In colleges and universities, this is often referred to as “Socratic wisdom”— knowing that we don’t know, learning that we have yet learned very little. It is a fitting place to begin an education. A humble place.
It is this kind of intellectual humility that can offer a glimmer of hope in a moment when our nation is riven by racial divisions. Learning how very little we know about the experiences, the history, the struggles of others has a powerful effect on the mind. It triggers curiosity, it opens us up, and it gives us the chance to literally change our minds through education.
After all, that’s what education is—changing minds. And if the past week has shown us anything, it is that we need to change minds in order to change the world. That’s why I believe so firmly in the power of education, and why I’ve made it my life’s work to help students find their way to the best education possible for them. Because education changes minds and changes lives.
I’m heartened to see that colleges and universities are changing and adapting in these unprecedented times. The UC system has recognized the racial inequities in existing standardized tests and become test-optional with breathtaking speed. And Ivy league campuses — Dartmouth College, Cornell University and Columbia University — have announced they will be test-optional for 2021 applicants, in hopes of lowering the barrier for students of all background effected by test cancelations and COVID-19. Colleges have gotten creative in the face of the coronavirus pandemic.

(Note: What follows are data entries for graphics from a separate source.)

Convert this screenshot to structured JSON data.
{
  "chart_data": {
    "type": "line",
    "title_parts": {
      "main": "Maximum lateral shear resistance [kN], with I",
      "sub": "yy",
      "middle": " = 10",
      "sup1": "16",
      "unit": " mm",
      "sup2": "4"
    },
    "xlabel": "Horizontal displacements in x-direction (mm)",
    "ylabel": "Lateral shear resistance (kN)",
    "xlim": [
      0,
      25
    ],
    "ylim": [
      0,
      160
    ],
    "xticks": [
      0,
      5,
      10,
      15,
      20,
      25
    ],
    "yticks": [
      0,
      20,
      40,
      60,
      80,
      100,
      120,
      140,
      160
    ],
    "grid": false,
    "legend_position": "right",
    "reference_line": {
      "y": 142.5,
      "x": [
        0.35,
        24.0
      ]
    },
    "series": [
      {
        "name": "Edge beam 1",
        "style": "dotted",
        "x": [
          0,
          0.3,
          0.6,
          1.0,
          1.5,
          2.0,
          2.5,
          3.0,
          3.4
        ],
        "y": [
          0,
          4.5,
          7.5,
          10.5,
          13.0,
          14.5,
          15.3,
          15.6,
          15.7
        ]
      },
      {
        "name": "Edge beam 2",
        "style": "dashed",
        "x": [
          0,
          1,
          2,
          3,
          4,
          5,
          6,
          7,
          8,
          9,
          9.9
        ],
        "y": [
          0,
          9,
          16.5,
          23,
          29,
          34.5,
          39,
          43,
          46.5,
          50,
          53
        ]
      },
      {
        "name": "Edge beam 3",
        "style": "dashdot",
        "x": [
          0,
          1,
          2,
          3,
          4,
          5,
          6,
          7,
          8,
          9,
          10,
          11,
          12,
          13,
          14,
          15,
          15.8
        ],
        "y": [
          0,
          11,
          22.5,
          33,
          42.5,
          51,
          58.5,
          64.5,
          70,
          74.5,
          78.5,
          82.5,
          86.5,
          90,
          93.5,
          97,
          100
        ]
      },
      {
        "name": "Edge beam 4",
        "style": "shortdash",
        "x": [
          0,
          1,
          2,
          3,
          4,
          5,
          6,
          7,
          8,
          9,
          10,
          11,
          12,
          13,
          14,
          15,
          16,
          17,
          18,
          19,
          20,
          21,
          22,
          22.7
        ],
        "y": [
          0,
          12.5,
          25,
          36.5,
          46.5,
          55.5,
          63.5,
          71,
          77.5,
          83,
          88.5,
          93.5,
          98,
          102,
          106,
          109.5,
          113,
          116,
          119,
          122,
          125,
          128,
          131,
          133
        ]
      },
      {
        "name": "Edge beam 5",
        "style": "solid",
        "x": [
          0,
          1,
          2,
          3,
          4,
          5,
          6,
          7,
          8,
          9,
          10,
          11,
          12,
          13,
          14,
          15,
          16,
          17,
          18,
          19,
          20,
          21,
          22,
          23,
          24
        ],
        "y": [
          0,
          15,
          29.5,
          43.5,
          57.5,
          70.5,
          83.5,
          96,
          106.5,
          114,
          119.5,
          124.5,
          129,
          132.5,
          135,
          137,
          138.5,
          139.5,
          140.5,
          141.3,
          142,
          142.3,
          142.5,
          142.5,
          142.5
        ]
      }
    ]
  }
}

And students and professors alike are taking to the streets to demand change.
Bringing light to dark times, bringing humility to hard moments—this is what higher education can do, and has done so many times throughout history. In uncertain times, we don’t need certainty—we need people and institutions that are capable of understanding uncertainty and working with it and through it. That’s what colleges and universities—and students—do well. They breathe life and meaning into hard places and hard moments and help us learn from them. And that’s exactly what we need right now.